Subject: File No. SR-NSCC-2022-003
From: Nathan

April 24, 2022

When broken down, this proposed rule change is CLEARLY designed to protect institutions/individuals from the natural consequences of unconscionable and/or ILLEGAL activity in the stock market, specifically the engagement in synthetic share/naked short transactions, which have been used to artificially suppress and manipulate stock prices. This activity protects large and powerful entities from losses due to their own poor investments, an advantage that common retail investors dont enjoy. The common retail investor can lose everything and the regulatory agencies do not seem to care, while the large and powerful hedge funds always seem to have the safety net of nefarious rule changes or bailouts. But as millions of us are now learning, retail losses are sometimes not even due to poor investment choices, but rather we are merely victims of corrupt and illegal stock market practices being committed by hedge funds, market makers, brokers, etc. And this time, we are watching. If retail investors are not properly represented and protected moving forward, our voices WILL be heard around the world, and this could have a negative impact on the markets as a whole moving forward.

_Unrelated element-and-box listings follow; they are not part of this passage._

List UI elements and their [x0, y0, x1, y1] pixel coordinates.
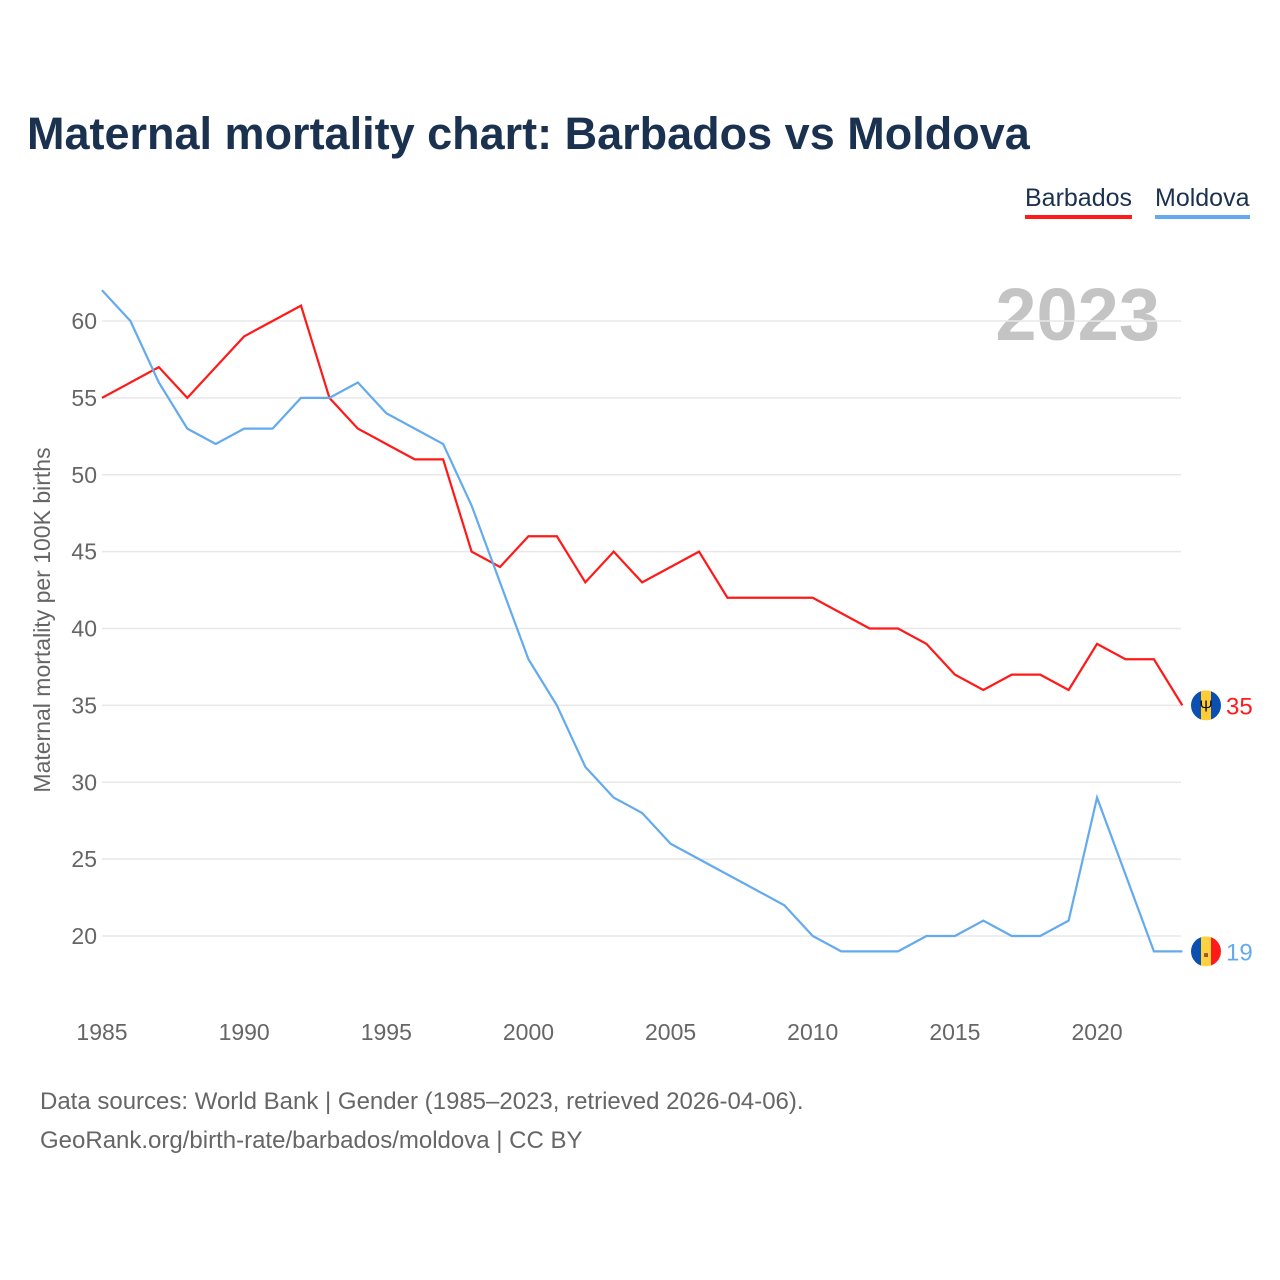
- x-tick-label: 1995: [361, 1019, 412, 1045]
- y-tick-label: 25: [71, 846, 97, 872]
- x-tick-label: 2005: [645, 1019, 696, 1045]
- y-tick-label: 40: [71, 616, 97, 642]
- data-source: Data sources: World Bank | Gender (1985–…: [40, 1088, 804, 1115]
- svg-text:■: ■: [1204, 950, 1209, 959]
- x-tick-label: 2010: [787, 1019, 838, 1045]
- legend-barbados[interactable]: Barbados: [1025, 184, 1133, 219]
- y-tick-label: 20: [71, 923, 97, 949]
- legend-moldova[interactable]: Moldova: [1155, 184, 1250, 219]
- series-line-moldova: [101, 289, 1183, 953]
- y-tick-label: 30: [71, 769, 97, 795]
- x-tick-label: 2000: [503, 1019, 554, 1045]
- x-tick-label: 1985: [76, 1019, 127, 1045]
- y-tick-label: 55: [71, 385, 97, 411]
- svg-text:Ψ: Ψ: [1199, 698, 1212, 715]
- x-tick-label: 2015: [929, 1019, 980, 1045]
- series-line-barbados: [101, 304, 1184, 706]
- end-value-label: 35: [1226, 693, 1253, 720]
- y-tick-label: 35: [71, 692, 97, 718]
- y-tick-label: 50: [71, 462, 97, 488]
- moldova-flag-icon: ■: [1191, 936, 1221, 967]
- y-axis-label: Maternal mortality per 100K births: [29, 447, 55, 792]
- y-tick-label: 45: [71, 539, 97, 565]
- credit-link[interactable]: GeoRank.org/birth-rate/barbados/moldova …: [40, 1127, 583, 1154]
- end-value-label: 19: [1226, 939, 1253, 966]
- y-tick-label: 60: [71, 308, 97, 334]
- year-watermark: 2023: [995, 273, 1160, 356]
- x-tick-label: 2020: [1071, 1019, 1122, 1045]
- x-tick-label: 1990: [219, 1019, 270, 1045]
- barbados-flag-icon: Ψ: [1191, 690, 1221, 721]
- chart-title: Maternal mortality chart: Barbados vs Mo…: [27, 108, 1030, 159]
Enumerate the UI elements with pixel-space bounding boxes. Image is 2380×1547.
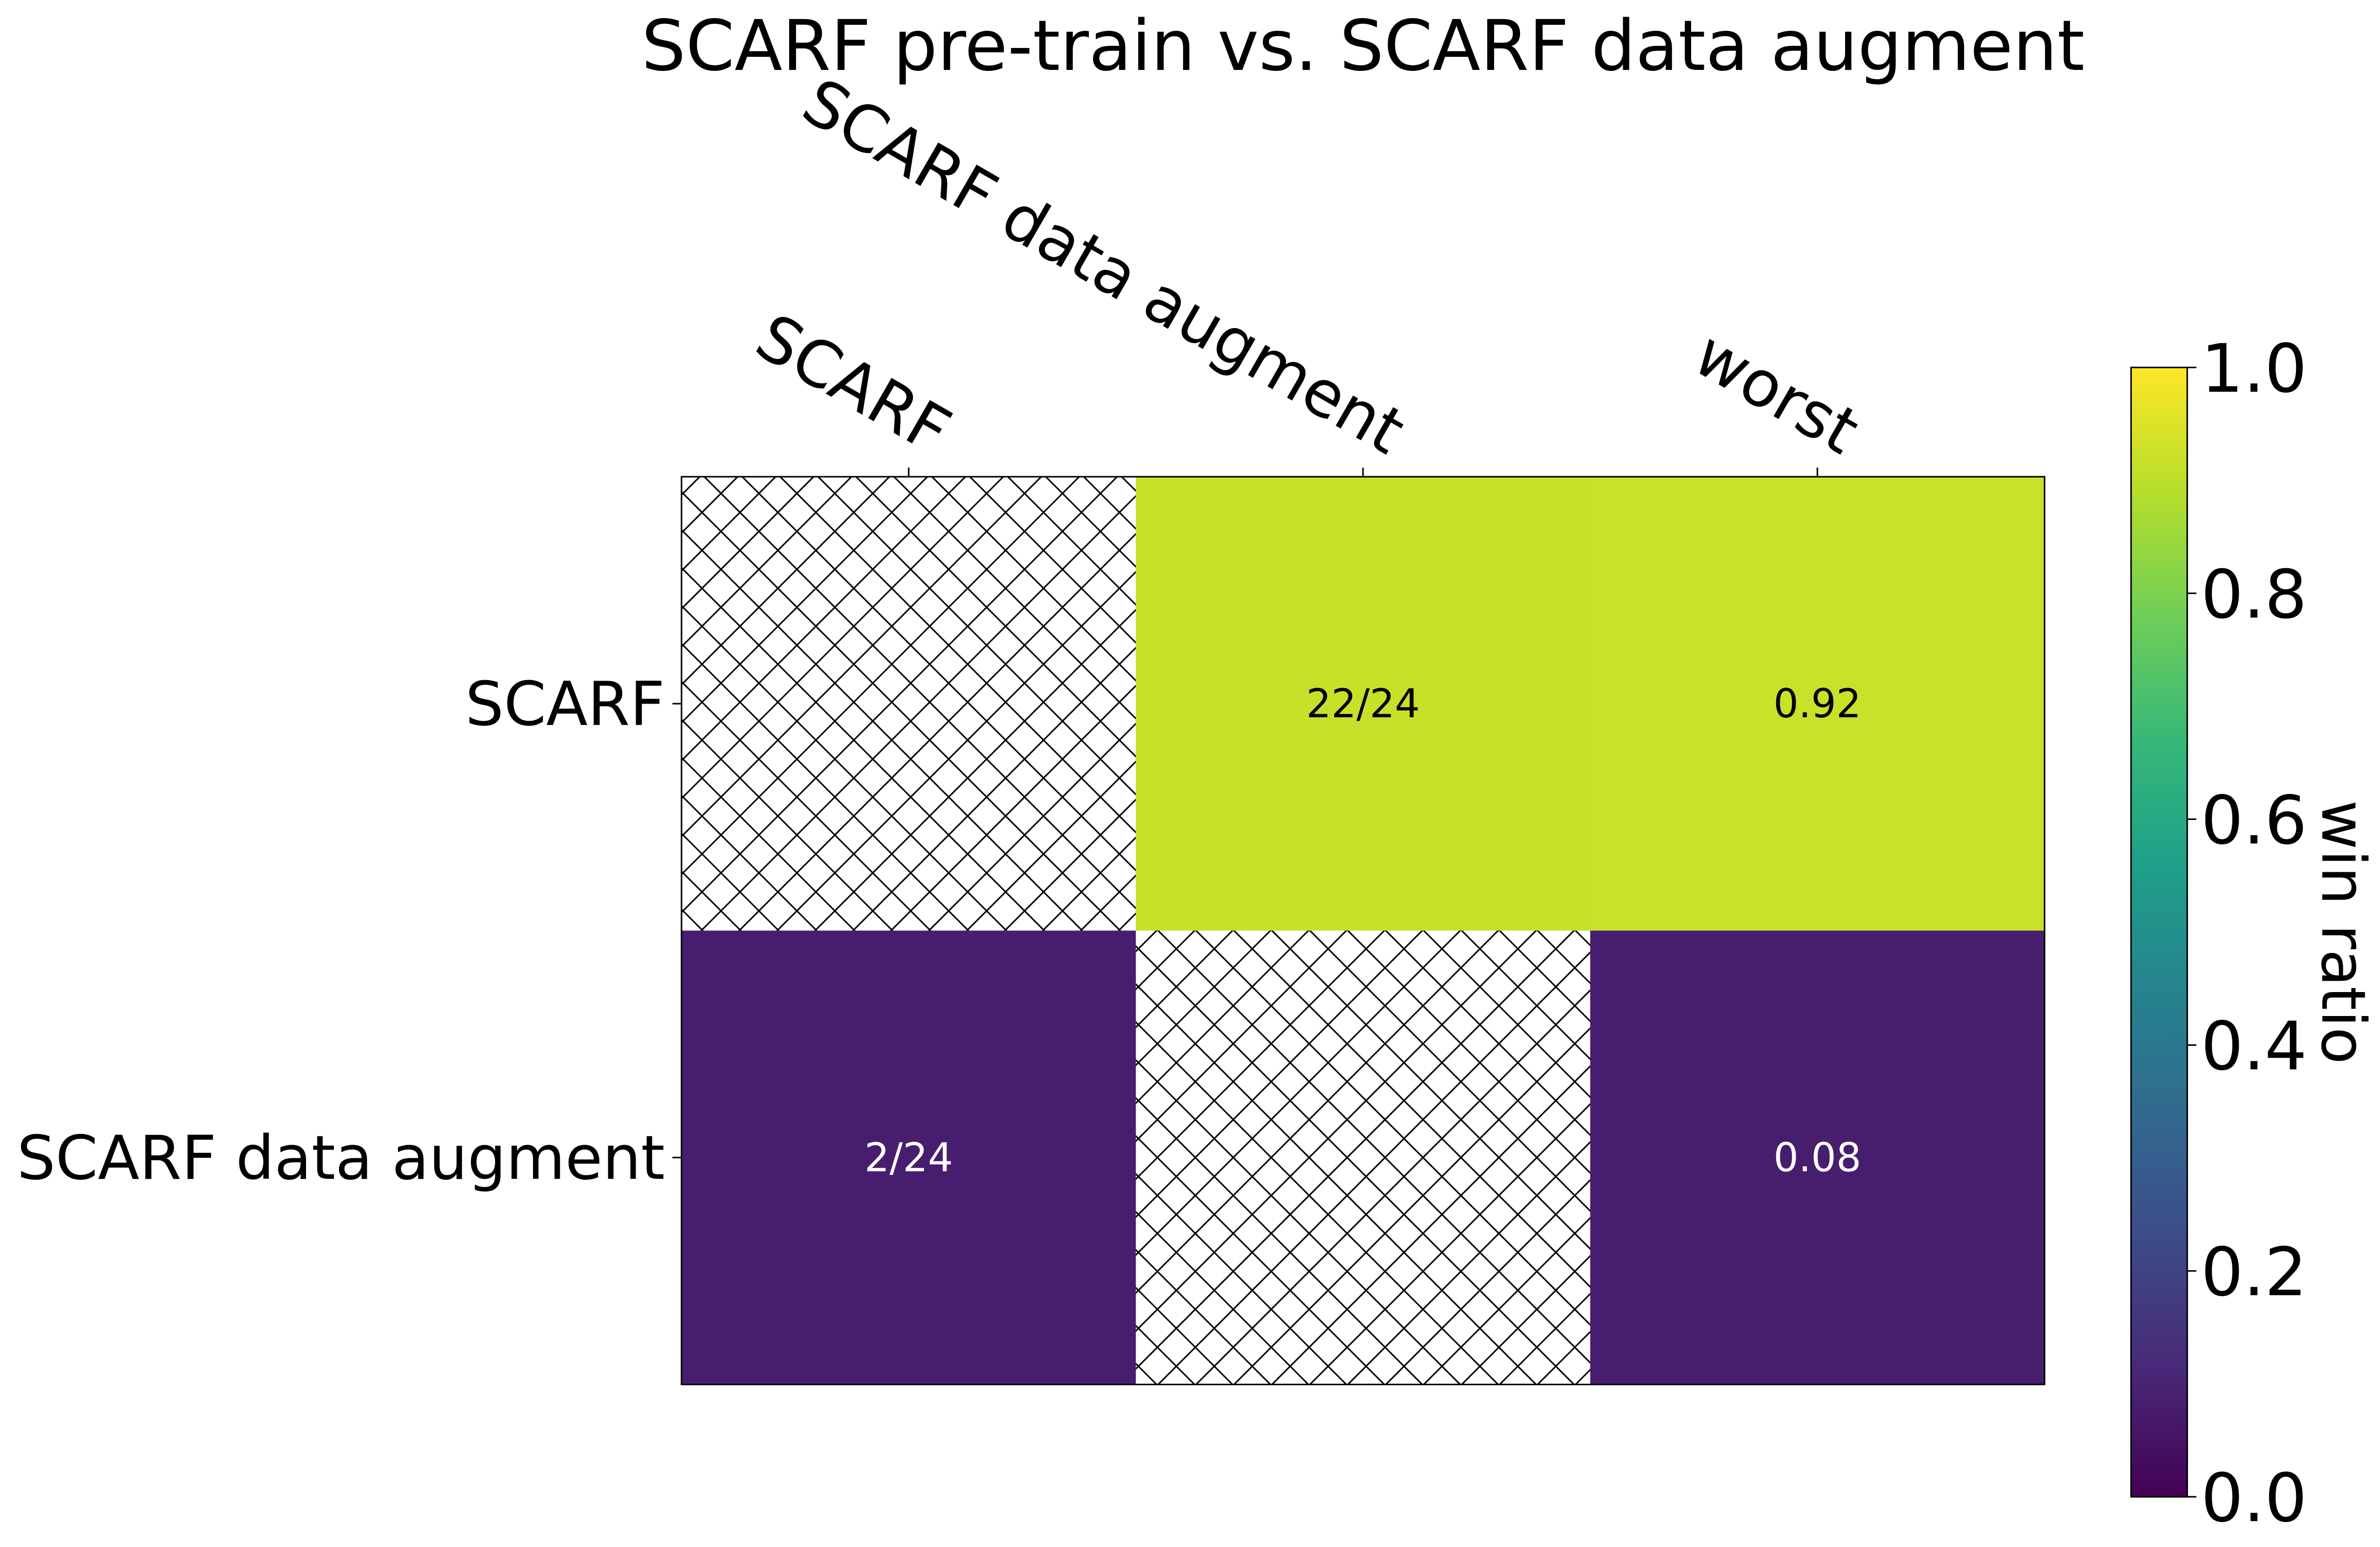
cell	[1136, 477, 1590, 931]
cell	[1590, 477, 2045, 931]
cell	[1590, 930, 2045, 1385]
missing-cell	[681, 477, 1136, 931]
missing-cell	[1136, 930, 1590, 1385]
x-tick-label: SCARF	[744, 300, 963, 469]
colorbar-tick-label: 0.0	[2201, 1459, 2307, 1537]
plot-area: 22/24 0.92 2/24 0.08 SCARF SCARF data augment…	[17, 64, 2378, 1537]
x-tick-label: worst	[1682, 316, 1871, 468]
cell-label: 0.92	[1773, 681, 1861, 727]
colorbar-label: win ratio	[2308, 800, 2378, 1064]
y-tick-label: SCARF	[465, 669, 665, 740]
colorbar	[2130, 366, 2188, 1498]
chart-title: SCARF pre-train vs. SCARF data augment	[641, 5, 2085, 87]
colorbar-tick-label: 0.8	[2201, 556, 2307, 634]
colorbar-tick-label: 0.6	[2201, 782, 2307, 860]
colorbar-tick-label: 1.0	[2201, 330, 2307, 408]
cell-label: 22/24	[1306, 681, 1420, 727]
y-tick-label: SCARF data augment	[17, 1123, 665, 1193]
cell-label: 0.08	[1773, 1135, 1861, 1181]
cell	[681, 930, 1136, 1385]
colorbar-tick-label: 0.4	[2201, 1008, 2307, 1085]
colorbar-tick-label: 0.2	[2201, 1234, 2307, 1311]
cell-label: 2/24	[864, 1135, 953, 1181]
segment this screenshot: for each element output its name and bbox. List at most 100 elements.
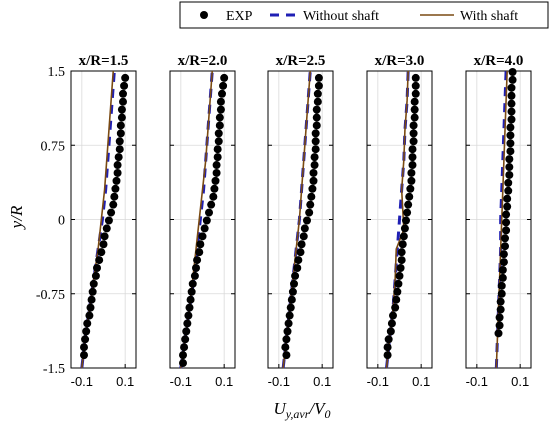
exp-point — [383, 343, 392, 352]
exp-point — [115, 145, 124, 154]
exp-point — [404, 200, 413, 209]
legend-label-exp: EXP — [226, 9, 253, 24]
exp-point — [389, 311, 397, 320]
exp-point — [290, 279, 298, 288]
exp-point — [402, 216, 410, 225]
exp-point — [506, 139, 515, 148]
panel-title: x/R=2.0 — [178, 53, 228, 69]
exp-point — [311, 129, 320, 138]
exp-point — [294, 256, 303, 265]
exp-point — [308, 184, 317, 193]
panel-title: x/R=3.0 — [375, 53, 425, 69]
panel-2: -0.1 0.1 x/R=2.0 — [169, 53, 236, 389]
exp-point — [215, 113, 224, 122]
exp-point — [120, 81, 129, 90]
exp-point — [507, 99, 516, 108]
exp-point — [498, 273, 507, 282]
exp-point — [397, 248, 406, 257]
exp-point — [495, 321, 504, 330]
x-axis-label-tail: /V — [308, 399, 327, 418]
exp-point — [494, 329, 503, 338]
x-tick-label: 0.1 — [215, 374, 233, 389]
y-tick-label: 0 — [58, 214, 65, 229]
x-axis-label-main: U — [273, 399, 287, 418]
exp-point — [207, 200, 216, 209]
legend-label-with-shaft: With shaft — [460, 9, 518, 24]
exp-point — [102, 224, 111, 233]
exp-point — [104, 216, 113, 225]
exp-point — [214, 137, 223, 146]
exp-point — [186, 295, 195, 304]
exp-point — [184, 311, 193, 320]
exp-point — [409, 137, 418, 146]
exp-point — [114, 153, 123, 162]
exp-point — [386, 327, 395, 336]
exp-point — [303, 216, 311, 225]
exp-point — [288, 287, 297, 296]
exp-point — [214, 129, 223, 138]
panel-1: -0.1 0.1 x/R=1.5 — [70, 53, 137, 389]
exp-point — [88, 287, 97, 296]
exp-point — [311, 137, 320, 146]
exp-point — [283, 327, 292, 336]
exp-point — [113, 168, 122, 177]
exp-point — [504, 186, 513, 195]
exp-point — [411, 73, 420, 82]
exp-point — [116, 121, 125, 130]
exp-point — [498, 265, 507, 274]
exp-point — [116, 129, 125, 138]
y-tick-label: -0.75 — [36, 288, 65, 303]
y-tick-labels: 1.5 0.75 0 -0.75 -1.5 — [36, 65, 65, 377]
exp-point — [119, 97, 127, 106]
exp-point — [505, 163, 514, 172]
y-tick-label: 0.75 — [41, 139, 66, 154]
exp-point — [113, 161, 122, 170]
exp-point — [192, 264, 200, 273]
x-tick-label: -0.1 — [268, 374, 290, 389]
exp-point — [110, 192, 119, 201]
exp-point — [383, 351, 392, 360]
exp-point — [117, 105, 126, 114]
exp-point — [305, 208, 314, 217]
exp-point — [190, 271, 199, 280]
exp-point — [212, 161, 221, 170]
exp-point — [200, 224, 209, 233]
y-tick-label: 1.5 — [48, 65, 66, 80]
exp-point — [299, 232, 308, 241]
exp-point — [99, 240, 108, 249]
exp-point — [310, 153, 319, 162]
exp-point — [80, 343, 88, 352]
exp-point — [291, 271, 300, 280]
exp-point — [179, 351, 187, 360]
exp-point — [507, 115, 516, 124]
exp-point — [503, 194, 512, 203]
exp-point — [220, 73, 229, 82]
exp-point — [408, 145, 417, 154]
exp-point — [213, 145, 222, 154]
exp-point — [408, 161, 417, 170]
exp-point — [503, 202, 512, 211]
exp-point — [506, 147, 515, 156]
panel-4: -0.1 0.1 x/R=3.0 — [366, 53, 433, 389]
exp-point — [97, 248, 106, 257]
x-tick-label: -0.1 — [170, 374, 192, 389]
exp-point — [309, 168, 318, 177]
exp-point — [312, 105, 321, 114]
exp-point — [395, 271, 404, 280]
exp-point — [501, 242, 509, 251]
y-tick-label: -1.5 — [43, 362, 65, 377]
exp-point — [215, 121, 224, 130]
exp-point — [89, 279, 98, 288]
exp-point — [82, 327, 91, 336]
exp-point — [282, 351, 291, 360]
exp-point — [400, 224, 409, 233]
exp-point — [495, 313, 504, 322]
exp-point — [496, 297, 505, 306]
exp-point — [179, 359, 187, 368]
exp-point — [100, 232, 109, 241]
exp-point — [181, 335, 190, 344]
exp-point — [398, 240, 407, 249]
exp-point — [311, 145, 320, 154]
exp-point — [182, 327, 191, 336]
exp-point — [508, 75, 517, 84]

Another thought to consider: Time itself is linear, but history is cyclical. What happens when the haves have taken away too much from the have-nots? What happens when corrupt practices are allowed to expand to the degree that no faith remains in system? ( fall of Rome) The governed are not owned subjects and the wheels of justice grind slowly. All of this sets a dangerous precedent that the rules are not applied equally or fairly enforced. The money made by institutions will not be equal to the damage done by retail turning its back on the system.